Sun, 02 Apr 2000

Banyuwangi residents turn tables on story mocking their traditions

By Antariksawan Jusuf

JAKARTA (JP): A female dancer, donning a reddish sarong with a typical golden Balinese batik pattern, opens the traditional opera. Other dancers, clad in multiple layers of clothing, remind the audience of Drama Gong opera dancers of Bali. The accompanying musical instruments are part of a Balinese gamelan orchestra which plays a Balinese tune. The characters of the opera speak in an upper-Javanese dialect. In between acts, they sing popular songs in Using, the language of the Banyuwangi who live in the easternmost part of Java. Is this a multiregional folk art performance?

Welcome to the world of Banyuwangi traditional opera called Damarwulan. The name was derived from a fictitious character that played an important role in the story of the opera. In the original story, written by a man from Surakarta in the 1700s, Damarwulan managed to end the supremacy of Menak Jinggo, the mighty king of Banyuwangi, which was then called the Blambangan kingdom, by beheading him. The accomplice of the murder was Menak Jinggo's wife who helped provide Damarwulan with Menak Jinggo's powerful arm, The Yellow Bludgeon. The story has it that Menak Jinggo was immortal unless he was killed with his own bludgeon.

During a recent performance at the East Java pavilion in Taman Mini Indonesia Indah (TMII), the opera portrayed the story of Wong Agung Wilis, a hero of Blambangan. The performance of the troupe was presented by Banyuwangi's tourism department in cooperation with the region's Ministry of National Education.

Damarwulan has been one of the most popular aspects of folk art in Banyuwangi besides the Gandrung erotic dance, angklung (bamboo instrument), barong mask dance and the patrol or hadrah kuntulan. Since it came into existence in the 1920s, it has been a subject of controversy. It was to blame for causing the disappearance of a similar folk art performance called Ande-ande Lumut.

Written from a viewpoint of a non-Blambangan resident, its storyline cast the Blambangan kingdom as a renegade region which lost the battle against the more powerful Majapahit kingdom. Menak Jinggo was also depicted as having a humiliating physical appearance of a dog-like face, fangs and a limp.

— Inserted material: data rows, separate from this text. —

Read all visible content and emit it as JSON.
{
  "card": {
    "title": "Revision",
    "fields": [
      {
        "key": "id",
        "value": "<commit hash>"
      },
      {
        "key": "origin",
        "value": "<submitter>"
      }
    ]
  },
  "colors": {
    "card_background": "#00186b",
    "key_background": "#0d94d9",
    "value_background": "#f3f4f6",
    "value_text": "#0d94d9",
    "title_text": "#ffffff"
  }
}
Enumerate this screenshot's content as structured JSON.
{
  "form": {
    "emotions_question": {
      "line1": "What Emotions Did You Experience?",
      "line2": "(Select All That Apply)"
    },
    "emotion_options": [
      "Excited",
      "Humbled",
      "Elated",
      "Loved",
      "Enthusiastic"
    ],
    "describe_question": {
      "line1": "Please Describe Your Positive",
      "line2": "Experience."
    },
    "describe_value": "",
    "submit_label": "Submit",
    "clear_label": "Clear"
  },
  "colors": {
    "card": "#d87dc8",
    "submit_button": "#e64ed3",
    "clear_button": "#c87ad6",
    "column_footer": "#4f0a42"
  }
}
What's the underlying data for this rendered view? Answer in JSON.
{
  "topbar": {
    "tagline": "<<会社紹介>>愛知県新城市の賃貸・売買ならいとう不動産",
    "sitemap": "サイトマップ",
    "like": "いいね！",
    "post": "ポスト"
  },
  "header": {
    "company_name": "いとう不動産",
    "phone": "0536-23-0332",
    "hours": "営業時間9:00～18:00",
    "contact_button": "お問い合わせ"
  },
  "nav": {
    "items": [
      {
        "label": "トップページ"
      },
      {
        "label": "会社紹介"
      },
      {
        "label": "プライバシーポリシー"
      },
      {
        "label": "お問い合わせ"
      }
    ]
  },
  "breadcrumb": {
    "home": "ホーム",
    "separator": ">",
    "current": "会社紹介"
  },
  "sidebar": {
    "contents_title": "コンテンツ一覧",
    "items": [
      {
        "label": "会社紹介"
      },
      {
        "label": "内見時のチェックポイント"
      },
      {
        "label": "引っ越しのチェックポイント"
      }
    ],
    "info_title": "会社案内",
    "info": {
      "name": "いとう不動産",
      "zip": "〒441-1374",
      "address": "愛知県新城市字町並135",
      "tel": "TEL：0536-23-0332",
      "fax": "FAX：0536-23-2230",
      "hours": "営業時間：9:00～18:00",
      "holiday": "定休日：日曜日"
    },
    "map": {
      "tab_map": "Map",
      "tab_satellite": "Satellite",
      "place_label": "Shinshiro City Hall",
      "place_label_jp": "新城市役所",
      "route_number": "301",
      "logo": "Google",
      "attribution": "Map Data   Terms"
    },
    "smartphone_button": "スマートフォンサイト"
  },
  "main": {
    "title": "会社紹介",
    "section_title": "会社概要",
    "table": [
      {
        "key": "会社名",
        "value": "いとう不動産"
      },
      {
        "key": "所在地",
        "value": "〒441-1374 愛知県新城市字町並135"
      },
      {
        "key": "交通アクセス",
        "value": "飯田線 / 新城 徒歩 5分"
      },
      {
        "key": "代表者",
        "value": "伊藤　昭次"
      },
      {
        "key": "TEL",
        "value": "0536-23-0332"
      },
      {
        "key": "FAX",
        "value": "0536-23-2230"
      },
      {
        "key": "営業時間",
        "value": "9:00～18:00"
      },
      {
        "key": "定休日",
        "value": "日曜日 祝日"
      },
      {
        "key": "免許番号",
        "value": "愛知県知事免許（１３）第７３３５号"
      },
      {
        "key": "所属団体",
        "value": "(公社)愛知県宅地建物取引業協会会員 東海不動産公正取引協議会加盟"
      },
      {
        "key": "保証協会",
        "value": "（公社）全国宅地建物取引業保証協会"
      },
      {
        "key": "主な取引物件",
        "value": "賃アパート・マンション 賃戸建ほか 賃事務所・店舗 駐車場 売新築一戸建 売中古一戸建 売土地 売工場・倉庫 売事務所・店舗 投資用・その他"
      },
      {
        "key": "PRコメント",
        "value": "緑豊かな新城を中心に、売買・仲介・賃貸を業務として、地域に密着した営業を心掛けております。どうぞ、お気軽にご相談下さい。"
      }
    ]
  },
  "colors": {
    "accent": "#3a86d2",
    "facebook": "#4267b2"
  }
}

Although most people believe that the Balinese influence dated back to the early 1700s during the occupation of the Balinese kingdom of Mengwi in Blambangan, Damarwulan was purely a product of creativity of adaptation, according to historian and Banyuwangi expert Hasan Ali.

Ali said a proponent of Damarwulan was the late Darji, the grandfather of B.S Nurdian, one of the outstanding song composers of the contemporary Banyuwangi songs. Darji, a leader of an Ande- ande Lumut traditional troupe, was also a cattle trader who often visited Bali, which was a source of abundant half-wild cows. "This is how Damarwulan got the Balinese influence," said Ali, who has been the chairman of the Blambangan Art Council for 20 years.

Damarwulan opera took its dramatic change in the depiction of king Menak Jinggo in mid-1970 when the Banyuwangi realized that the Damarwulan story was an insult to them. "It was such an irony that the Banyuwangi people loved the insulting story," Ali said.

So Menak Jinggo has now turned into the handsome, powerful and undefeated king of Blambangan. And he vanished before Damarwulan, who stole Menak Jinggo's bludgeon, could kill him.

"The story of Damarwulan is a fictitious romance picking up several real characters such as Bhra Wirabhumi and Ronggolawe. But most of the characters are fictional, like Damarwulan, Kencono Wungu and Aryo Logender. These names are not mentioned whatsoever in history," Ali said.

"It is a fictional piece and we counterattack with more fiction," said Ali.